Cameron went into detail on how all this is edited together in an interview with IndieWire, confirming that it was a five-year process involving four editors (Stephen Rivkin, David Brenner, John Refoua, and Cameron himself) and multiple versions of the movie:
“We had four editors who were run of show for five years, two other editors who were in for a year or a couple of years, and then a staff of about a dozen assistants split between Los Angeles and New Zealand. It’s very edit intensive, and the reason is you basically edit the whole movie twice. … I start figuring out what’s a close-up and what’s a wide shot and this and that, and playing with the lighting and moving scenic elements around.
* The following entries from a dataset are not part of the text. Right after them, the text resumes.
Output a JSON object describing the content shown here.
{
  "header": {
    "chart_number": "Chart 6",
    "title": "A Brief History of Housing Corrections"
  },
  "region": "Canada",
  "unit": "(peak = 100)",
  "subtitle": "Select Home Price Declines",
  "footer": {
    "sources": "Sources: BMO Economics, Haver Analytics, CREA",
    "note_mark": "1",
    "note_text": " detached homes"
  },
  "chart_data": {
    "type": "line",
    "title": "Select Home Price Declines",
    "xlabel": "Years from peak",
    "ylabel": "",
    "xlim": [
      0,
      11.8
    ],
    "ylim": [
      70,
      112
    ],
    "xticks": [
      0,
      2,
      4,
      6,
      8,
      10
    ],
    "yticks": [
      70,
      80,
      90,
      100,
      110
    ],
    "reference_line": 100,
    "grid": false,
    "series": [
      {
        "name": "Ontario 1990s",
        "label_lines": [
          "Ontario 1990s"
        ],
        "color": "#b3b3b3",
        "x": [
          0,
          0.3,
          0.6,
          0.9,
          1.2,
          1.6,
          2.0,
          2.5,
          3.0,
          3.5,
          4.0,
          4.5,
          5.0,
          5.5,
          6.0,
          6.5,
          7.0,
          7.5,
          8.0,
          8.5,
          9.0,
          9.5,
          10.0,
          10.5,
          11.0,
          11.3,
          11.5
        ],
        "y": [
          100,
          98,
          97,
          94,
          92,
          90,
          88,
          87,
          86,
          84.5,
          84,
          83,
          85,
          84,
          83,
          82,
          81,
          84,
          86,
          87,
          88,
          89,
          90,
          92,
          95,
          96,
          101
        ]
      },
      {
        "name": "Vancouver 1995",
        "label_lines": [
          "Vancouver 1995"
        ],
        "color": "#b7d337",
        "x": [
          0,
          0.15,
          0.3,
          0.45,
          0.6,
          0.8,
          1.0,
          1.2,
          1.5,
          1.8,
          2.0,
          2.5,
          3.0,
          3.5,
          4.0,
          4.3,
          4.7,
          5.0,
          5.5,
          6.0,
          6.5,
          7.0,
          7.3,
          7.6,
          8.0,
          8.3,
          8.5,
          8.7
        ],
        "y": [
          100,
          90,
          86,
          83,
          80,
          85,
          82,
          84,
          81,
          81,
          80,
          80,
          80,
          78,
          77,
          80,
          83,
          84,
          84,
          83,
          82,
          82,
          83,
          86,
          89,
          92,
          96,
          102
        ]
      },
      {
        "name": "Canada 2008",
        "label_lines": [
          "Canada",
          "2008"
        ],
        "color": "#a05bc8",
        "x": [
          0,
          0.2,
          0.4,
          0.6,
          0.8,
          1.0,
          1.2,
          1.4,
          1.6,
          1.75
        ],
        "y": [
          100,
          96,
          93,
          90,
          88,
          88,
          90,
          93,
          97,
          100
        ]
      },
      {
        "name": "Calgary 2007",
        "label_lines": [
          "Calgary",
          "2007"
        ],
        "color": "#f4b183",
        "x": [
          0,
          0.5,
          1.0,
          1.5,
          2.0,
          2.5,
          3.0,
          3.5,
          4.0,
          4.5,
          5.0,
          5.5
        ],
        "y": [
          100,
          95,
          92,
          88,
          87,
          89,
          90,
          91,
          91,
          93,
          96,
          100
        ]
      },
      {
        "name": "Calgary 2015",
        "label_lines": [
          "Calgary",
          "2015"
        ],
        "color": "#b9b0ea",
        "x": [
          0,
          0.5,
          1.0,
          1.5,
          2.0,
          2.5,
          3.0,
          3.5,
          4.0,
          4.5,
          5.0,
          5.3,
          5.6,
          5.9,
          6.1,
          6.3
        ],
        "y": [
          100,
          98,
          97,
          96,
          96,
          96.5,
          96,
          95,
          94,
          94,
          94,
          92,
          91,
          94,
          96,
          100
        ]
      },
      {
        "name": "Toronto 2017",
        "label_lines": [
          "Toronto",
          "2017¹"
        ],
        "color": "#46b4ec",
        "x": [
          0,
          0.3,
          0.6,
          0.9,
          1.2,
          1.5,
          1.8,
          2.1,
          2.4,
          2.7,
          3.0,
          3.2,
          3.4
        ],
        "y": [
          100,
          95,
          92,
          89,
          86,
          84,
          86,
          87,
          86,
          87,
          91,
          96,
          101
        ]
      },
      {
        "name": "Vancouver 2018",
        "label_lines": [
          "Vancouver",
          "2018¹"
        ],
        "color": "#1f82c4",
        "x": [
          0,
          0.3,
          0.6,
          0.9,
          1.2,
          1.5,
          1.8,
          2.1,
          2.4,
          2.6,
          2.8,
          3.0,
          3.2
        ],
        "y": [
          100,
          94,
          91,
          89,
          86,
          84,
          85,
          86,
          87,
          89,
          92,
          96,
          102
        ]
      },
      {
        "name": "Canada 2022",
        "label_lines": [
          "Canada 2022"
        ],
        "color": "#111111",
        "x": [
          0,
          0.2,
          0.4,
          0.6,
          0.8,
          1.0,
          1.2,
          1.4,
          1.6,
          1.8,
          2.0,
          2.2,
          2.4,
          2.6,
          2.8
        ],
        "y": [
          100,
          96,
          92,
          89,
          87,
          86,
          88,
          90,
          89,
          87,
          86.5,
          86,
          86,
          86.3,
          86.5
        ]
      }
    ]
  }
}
Then the shots begin to actually come in and at that point you now have to edit everything again.”
The Way of Water being largely CGI and created with virtual performances also means the editing team have a lot more room to work with than on a traditional live-action project, as editor Rivkin explained.
“We don’t have to be limited. We can combine takes – one actor could be from take one and one actor could be from take three if that’s where their best performance is. Sometimes we would even stitch together performances from the same actor on different takes.”
Rivkin was also at pains to emphasize that this doesn’t make it an animated feature:
“Animation is something where they create characters and usually an actor comes in to replace an assistant’s voice and create the character afterward. This is live-action filmmaking in the sense that it starts with the actor’s performance and it ends up fully rendered with the actor’s performance. When people say it’s animated, it’s not an animated film. It is a live-action film with real actors performing everything, and these actors did an amazing job.”
Audiences around the world clearly agree, and while it’s looking very unlikely that The Way of Water will match Avatar‘s performance (which it should be noted is the highest-grossing movie of all-time), it’s now certain to go down as one of the biggest hits of recent years, which bodes very well for the box office potential of the many Avatar sequels coming soon.
Avatar: The Way of Water is now in theaters, with Avatar 3 confirmed for release on December 20, 2024.